For DFMs, that’s not really an issue. Our data has shown that the active share of their fund selections is consistently in advance of industry averages

Performance, too, outstrips the typical fund, according to data we crunched last year. We’ll shortly be updating that to assess how DFM picks fared over the course of 2018 as a whole.

Of more immediate relevance for wealth managers is the confirmation that the FCA is homing in on descriptions, labelling and the need for clarity when communicating with investors. It’s already warned that model portfolio naming standards may be giving clients the wrong idea. 

Of late, we’ve observed DFMs ditch their more esoteric approach to labelling in favour of falling back on long-established terms like “balanced” and “cautious”. The irony is that these are the very names with which the regulator’s found fault - because clients may struggle to distinguish between the two. 

So, at a time when many discretionaries are taking more risk than their multi-asset peers, yesterday’s rules are another sign they should think more carefully about these blurred lines - not least with the final report of its platform market study due in the coming weeks.

Gross out

They say it's better to burn out than fade away, but not many get to do both. For Bill Gross, the fireworks that accompanied his departure from Pimco in 2014 were quickly replaced by a struggle to garner assets at his new firm - and his retirement ends what's been a quiet postscript to a high-profile career.

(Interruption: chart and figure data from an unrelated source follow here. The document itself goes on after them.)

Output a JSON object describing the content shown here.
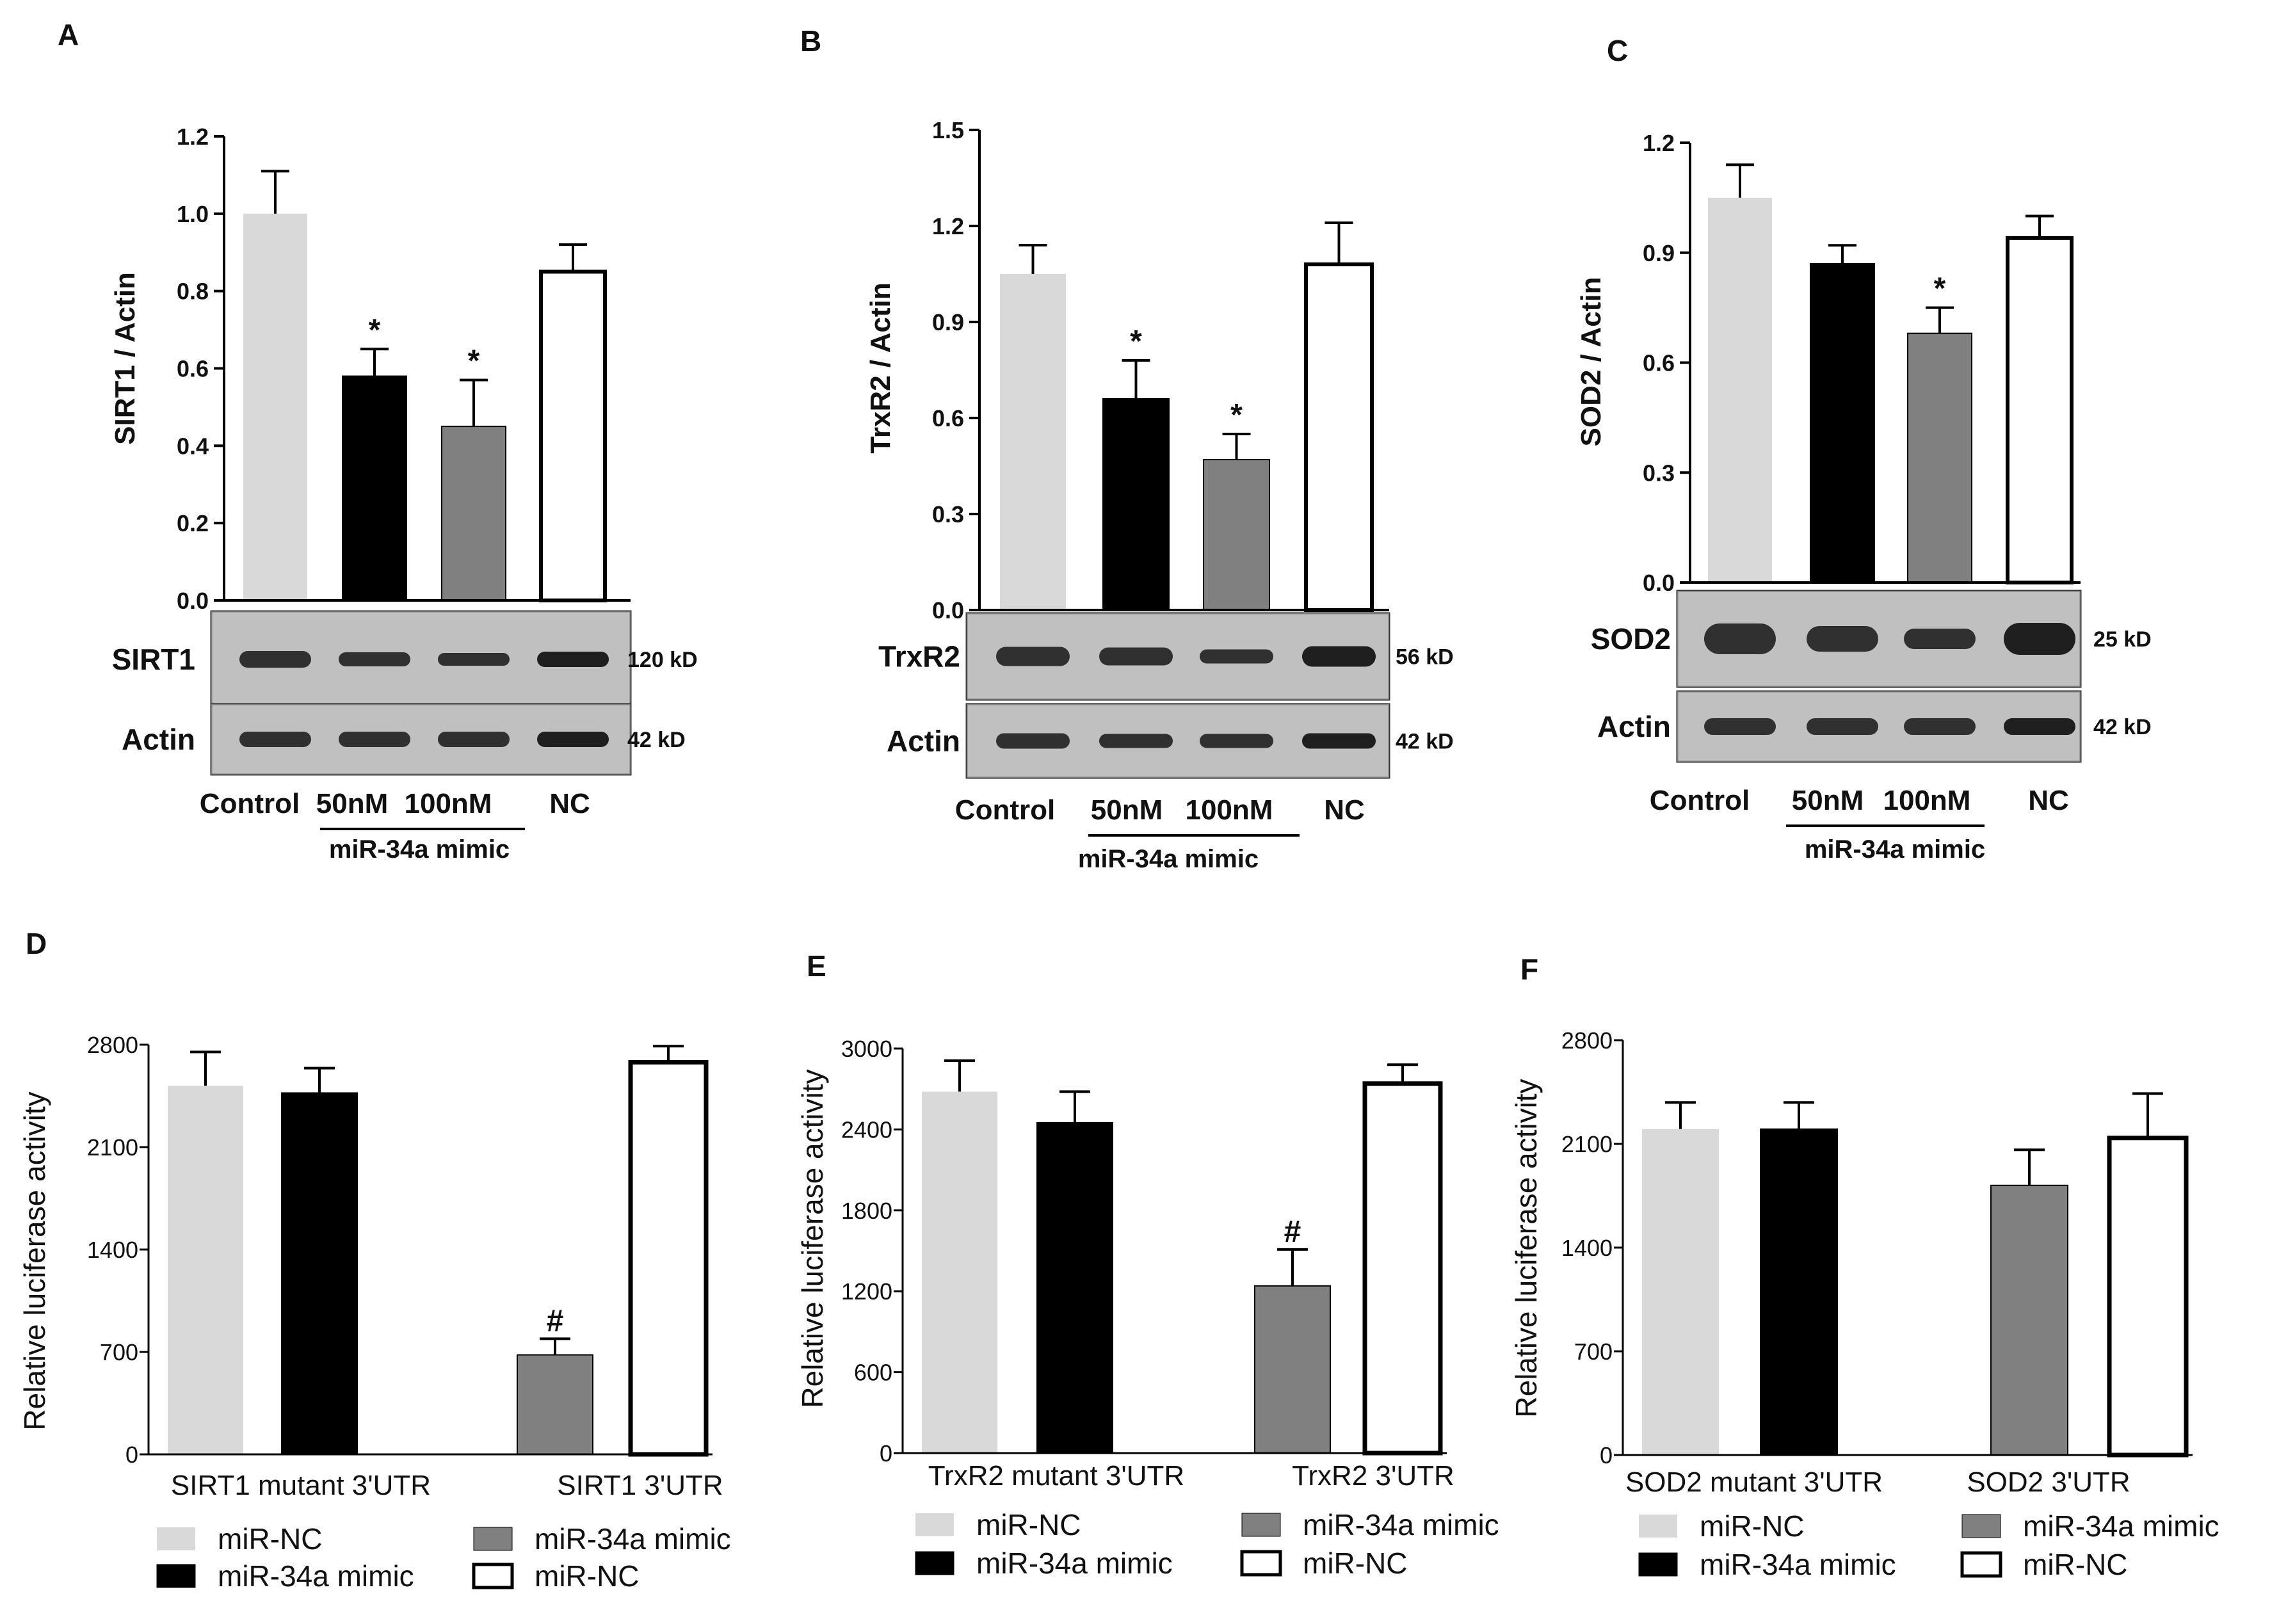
{
  "colors": {
    "light": "#d9d9d9",
    "black": "#000000",
    "gray": "#808080",
    "white": "#ffffff",
    "axis": "#000000"
  },
  "chart_data": [
    {
      "panel": "A",
      "type": "bar",
      "ylabel": "SIRT1 / Actin",
      "ylim": [
        0,
        1.2
      ],
      "yticks": [
        "0.0",
        "0.2",
        "0.4",
        "0.6",
        "0.8",
        "1.0",
        "1.2"
      ],
      "categories": [
        "Control",
        "50nM",
        "100nM",
        "NC"
      ],
      "group_label": "miR-34a mimic",
      "values": [
        1.0,
        0.58,
        0.45,
        0.85
      ],
      "errors": [
        0.11,
        0.07,
        0.12,
        0.07
      ],
      "fills": [
        "light",
        "black",
        "gray",
        "white"
      ],
      "signif": [
        "",
        "*",
        "*",
        ""
      ],
      "blots": [
        {
          "label": "SIRT1",
          "kd": "120 kD"
        },
        {
          "label": "Actin",
          "kd": "42 kD"
        }
      ]
    },
    {
      "panel": "B",
      "type": "bar",
      "ylabel": "TrxR2 / Actin",
      "ylim": [
        0,
        1.5
      ],
      "yticks": [
        "0.0",
        "0.3",
        "0.6",
        "0.9",
        "1.2",
        "1.5"
      ],
      "categories": [
        "Control",
        "50nM",
        "100nM",
        "NC"
      ],
      "group_label": "miR-34a mimic",
      "values": [
        1.05,
        0.66,
        0.47,
        1.08
      ],
      "errors": [
        0.09,
        0.12,
        0.08,
        0.13
      ],
      "fills": [
        "light",
        "black",
        "gray",
        "white"
      ],
      "signif": [
        "",
        "*",
        "*",
        ""
      ],
      "blots": [
        {
          "label": "TrxR2",
          "kd": "56 kD"
        },
        {
          "label": "Actin",
          "kd": "42 kD"
        }
      ]
    },
    {
      "panel": "C",
      "type": "bar",
      "ylabel": "SOD2 / Actin",
      "ylim": [
        0,
        1.2
      ],
      "yticks": [
        "0.0",
        "0.3",
        "0.6",
        "0.9",
        "1.2"
      ],
      "categories": [
        "Control",
        "50nM",
        "100nM",
        "NC"
      ],
      "group_label": "miR-34a mimic",
      "values": [
        1.05,
        0.87,
        0.68,
        0.94
      ],
      "errors": [
        0.09,
        0.05,
        0.07,
        0.06
      ],
      "fills": [
        "light",
        "black",
        "gray",
        "white"
      ],
      "signif": [
        "",
        "",
        "*",
        ""
      ],
      "blots": [
        {
          "label": "SOD2",
          "kd": "25 kD"
        },
        {
          "label": "Actin",
          "kd": "42 kD"
        }
      ]
    },
    {
      "panel": "D",
      "type": "bar",
      "ylabel": "Relative luciferase activity",
      "ylim": [
        0,
        2800
      ],
      "yticks": [
        "0",
        "700",
        "1400",
        "2100",
        "2800"
      ],
      "groups": [
        "SIRT1  mutant  3'UTR",
        "SIRT1  3'UTR"
      ],
      "values": [
        2520,
        2470,
        680,
        2680
      ],
      "errors": [
        230,
        170,
        110,
        110
      ],
      "fills": [
        "light",
        "black",
        "gray",
        "white"
      ],
      "signif": [
        "",
        "",
        "#",
        ""
      ],
      "legend": [
        "miR-NC",
        "miR-34a mimic",
        "miR-34a mimic",
        "miR-NC"
      ]
    },
    {
      "panel": "E",
      "type": "bar",
      "ylabel": "Relative luciferase activity",
      "ylim": [
        0,
        3000
      ],
      "yticks": [
        "0",
        "600",
        "1200",
        "1800",
        "2400",
        "3000"
      ],
      "groups": [
        "TrxR2  mutant  3'UTR",
        "TrxR2  3'UTR"
      ],
      "values": [
        2680,
        2450,
        1240,
        2740
      ],
      "errors": [
        230,
        230,
        270,
        140
      ],
      "fills": [
        "light",
        "black",
        "gray",
        "white"
      ],
      "signif": [
        "",
        "",
        "#",
        ""
      ],
      "legend": [
        "miR-NC",
        "miR-34a mimic",
        "miR-34a mimic",
        "miR-NC"
      ]
    },
    {
      "panel": "F",
      "type": "bar",
      "ylabel": "Relative luciferase activity",
      "ylim": [
        0,
        2800
      ],
      "yticks": [
        "0",
        "700",
        "1400",
        "2100",
        "2800"
      ],
      "groups": [
        "SOD2 mutant 3'UTR",
        "SOD2 3'UTR"
      ],
      "values": [
        2200,
        2200,
        1820,
        2140
      ],
      "errors": [
        180,
        180,
        240,
        300
      ],
      "fills": [
        "light",
        "black",
        "gray",
        "white"
      ],
      "signif": [
        "",
        "",
        "",
        ""
      ],
      "legend": [
        "miR-NC",
        "miR-34a mimic",
        "miR-34a mimic",
        "miR-NC"
      ]
    }
  ]
}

Mr Gross's role for UK investors has long since been as a thinker rather than a manager of money. His unconstrained bond fund isn't held by a single MPS tracked by our database, but the eccentric investment outlooks have, if nothing else, consistently stood out from the crowd.

And if his work at Pimco was symbolic of the bond bull run, it's perhaps what happened afterwards that was of most use to DFMs.

The company's liquidation of billions of dollars worth of fixed income assets - to meet the massive outflows that accompanied his departure - was achieved with barely a hiccup in bond markets. The fireworks - or nitroglycerine, as Mr Gross might prefer - simply didn't set off. That went a long way to help calm fears about bond market liquidity, and the example may yet come in handy for the arguments of the future.